What is Stigma?
“60% of people with a mental health problem or illness won’t seek help for fear of being labeled.”
Mental Health Commission of Canada, retrieved 2014
Stigma is the negative stereotype that leads some people to think of others as unacceptably different based on their identity and certain characteristics they possess, and to treat them in negative, disrespectful, limiting and harmful ways.
For people living with mental health disorders, the experience of stigma and discrimination can be one of the greatest barriers to being able to lead a full and satisfying life.
Evidence shows that the stigma associated with mental disorders can have devastating personal and social consequences.
- Loss of self-esteem, feelings of being devalued.
- Difficulties making friends and having long-term relationships.
- Problems obtaining employment and finding housing.
- Problems participating in social activities.
- Delays in seeking treatment and receiving appropriate medical care.
- Financial stress and economic hardship.
- Life expectancy as a result of these multiple stressors.
“A healthy work organization is defined as one whose culture, climate and organizational practices create an environment which promotes employee mental and physical health, as well as productivity and organizational effectiveness.” (Murphy, 1999)
Employers and leaders must be mindful of how their organizational practices and workplace culture affects their employees.
- Normalize mental health by speaking openly about stress, work-life balance and other issues.
- Raise awareness about mental health by observing the Canadian Mental Health Association's Mental Health Week.
- Help leaders recognize and manage mental health.
An employee’s recovery from a mental illness can be supported by maintaining a connection to work and peers.

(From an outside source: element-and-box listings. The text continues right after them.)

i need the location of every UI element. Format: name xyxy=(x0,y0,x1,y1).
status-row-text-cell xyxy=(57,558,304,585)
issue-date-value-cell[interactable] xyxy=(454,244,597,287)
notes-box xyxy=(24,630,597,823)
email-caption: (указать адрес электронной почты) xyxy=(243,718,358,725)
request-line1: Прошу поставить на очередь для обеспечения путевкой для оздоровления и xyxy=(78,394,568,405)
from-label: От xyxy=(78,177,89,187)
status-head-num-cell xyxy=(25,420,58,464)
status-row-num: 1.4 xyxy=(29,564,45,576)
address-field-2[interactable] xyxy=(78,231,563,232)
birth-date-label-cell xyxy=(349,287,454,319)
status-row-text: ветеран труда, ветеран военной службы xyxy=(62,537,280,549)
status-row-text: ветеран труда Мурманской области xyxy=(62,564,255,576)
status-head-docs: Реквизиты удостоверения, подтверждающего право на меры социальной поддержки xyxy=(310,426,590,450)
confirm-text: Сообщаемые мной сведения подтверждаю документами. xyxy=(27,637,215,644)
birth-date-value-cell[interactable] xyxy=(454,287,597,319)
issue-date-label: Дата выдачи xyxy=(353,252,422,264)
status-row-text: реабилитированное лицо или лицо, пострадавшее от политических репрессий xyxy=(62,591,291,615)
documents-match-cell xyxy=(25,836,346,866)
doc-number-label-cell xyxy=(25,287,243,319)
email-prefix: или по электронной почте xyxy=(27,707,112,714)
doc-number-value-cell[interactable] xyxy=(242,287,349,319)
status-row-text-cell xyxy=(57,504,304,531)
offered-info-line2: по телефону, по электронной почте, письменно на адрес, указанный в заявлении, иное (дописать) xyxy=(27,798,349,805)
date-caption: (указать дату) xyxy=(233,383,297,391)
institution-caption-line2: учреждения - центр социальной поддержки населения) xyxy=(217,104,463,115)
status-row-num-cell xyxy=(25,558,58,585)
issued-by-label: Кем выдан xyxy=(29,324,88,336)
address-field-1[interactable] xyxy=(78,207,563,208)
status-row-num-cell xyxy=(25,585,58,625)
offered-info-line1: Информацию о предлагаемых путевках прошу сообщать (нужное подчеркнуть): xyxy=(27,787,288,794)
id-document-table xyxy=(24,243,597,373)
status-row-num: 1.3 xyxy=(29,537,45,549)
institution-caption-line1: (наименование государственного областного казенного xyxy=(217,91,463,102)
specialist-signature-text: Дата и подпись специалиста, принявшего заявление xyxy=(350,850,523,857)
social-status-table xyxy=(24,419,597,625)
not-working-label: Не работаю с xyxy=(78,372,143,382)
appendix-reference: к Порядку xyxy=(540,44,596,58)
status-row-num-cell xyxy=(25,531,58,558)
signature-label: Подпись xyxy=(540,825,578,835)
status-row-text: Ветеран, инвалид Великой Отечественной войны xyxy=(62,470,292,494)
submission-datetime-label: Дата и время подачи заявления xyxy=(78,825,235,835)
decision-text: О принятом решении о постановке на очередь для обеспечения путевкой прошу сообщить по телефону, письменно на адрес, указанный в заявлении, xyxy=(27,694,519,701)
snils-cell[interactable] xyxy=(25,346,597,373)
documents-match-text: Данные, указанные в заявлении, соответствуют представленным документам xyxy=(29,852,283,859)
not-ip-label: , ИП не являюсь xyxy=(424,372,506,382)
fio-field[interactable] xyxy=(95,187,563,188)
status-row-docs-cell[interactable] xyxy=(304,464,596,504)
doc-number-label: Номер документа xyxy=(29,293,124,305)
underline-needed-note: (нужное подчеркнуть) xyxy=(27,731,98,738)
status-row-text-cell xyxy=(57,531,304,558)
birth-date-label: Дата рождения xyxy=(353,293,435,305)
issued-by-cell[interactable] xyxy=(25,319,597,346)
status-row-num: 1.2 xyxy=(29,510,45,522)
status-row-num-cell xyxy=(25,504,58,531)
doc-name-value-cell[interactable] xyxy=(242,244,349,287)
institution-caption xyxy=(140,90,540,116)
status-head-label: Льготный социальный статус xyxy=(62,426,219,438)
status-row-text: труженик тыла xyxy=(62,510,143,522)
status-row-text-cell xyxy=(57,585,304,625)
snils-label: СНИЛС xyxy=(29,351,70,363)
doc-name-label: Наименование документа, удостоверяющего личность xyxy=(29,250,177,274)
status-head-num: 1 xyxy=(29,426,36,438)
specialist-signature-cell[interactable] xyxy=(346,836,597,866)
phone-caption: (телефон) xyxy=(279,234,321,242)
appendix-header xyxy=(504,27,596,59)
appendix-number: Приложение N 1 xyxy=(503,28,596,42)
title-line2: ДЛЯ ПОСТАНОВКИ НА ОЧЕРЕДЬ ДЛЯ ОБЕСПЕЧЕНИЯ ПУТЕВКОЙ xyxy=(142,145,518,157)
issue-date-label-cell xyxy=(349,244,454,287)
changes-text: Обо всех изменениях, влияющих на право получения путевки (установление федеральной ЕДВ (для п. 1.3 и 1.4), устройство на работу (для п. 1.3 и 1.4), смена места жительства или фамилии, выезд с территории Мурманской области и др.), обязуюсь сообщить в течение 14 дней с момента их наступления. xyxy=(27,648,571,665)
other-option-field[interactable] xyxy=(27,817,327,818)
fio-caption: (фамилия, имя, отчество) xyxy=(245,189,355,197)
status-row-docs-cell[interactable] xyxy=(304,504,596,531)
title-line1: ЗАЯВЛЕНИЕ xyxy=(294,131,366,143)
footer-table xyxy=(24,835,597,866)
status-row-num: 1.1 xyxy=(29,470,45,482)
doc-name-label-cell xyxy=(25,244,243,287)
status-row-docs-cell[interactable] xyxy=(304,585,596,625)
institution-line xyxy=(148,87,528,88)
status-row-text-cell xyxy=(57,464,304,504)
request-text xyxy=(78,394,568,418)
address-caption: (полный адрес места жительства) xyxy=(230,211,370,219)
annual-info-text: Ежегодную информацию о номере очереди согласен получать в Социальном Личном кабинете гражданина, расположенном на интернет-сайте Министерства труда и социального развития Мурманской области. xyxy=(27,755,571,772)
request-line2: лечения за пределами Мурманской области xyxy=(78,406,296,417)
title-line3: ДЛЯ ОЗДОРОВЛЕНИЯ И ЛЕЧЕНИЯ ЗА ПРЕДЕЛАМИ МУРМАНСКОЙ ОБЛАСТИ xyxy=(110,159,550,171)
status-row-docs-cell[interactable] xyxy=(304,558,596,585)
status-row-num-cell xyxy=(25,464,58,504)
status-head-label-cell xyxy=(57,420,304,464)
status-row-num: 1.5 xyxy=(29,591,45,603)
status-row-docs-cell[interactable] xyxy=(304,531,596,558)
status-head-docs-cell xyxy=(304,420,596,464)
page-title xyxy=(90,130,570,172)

Workplace accommodations such as reducing the pace of work, flexible hours or adjusted job functions will go a long way to contribute to a sustainable recovery.
Employees need to know they can approach their manager or employer without the fear of workplace repercussions.
- Educate yourself and others to challenge negative stereotypes about mental health.
- Be aware of your own behavior and attitudes towards mental illness.
- Use accurate and sensitive words in communications with – and about - people.
- Support those living with mental illness by respecting their dignity and demonstrating respect.
- Be inclusive. It is against the law in Canada for employers and service providers to discriminate against people with mental health and substance use disorders. When people are denied access to things such as jobs, housing and health care, this violates their human rights (Ontario Human Rights Commission).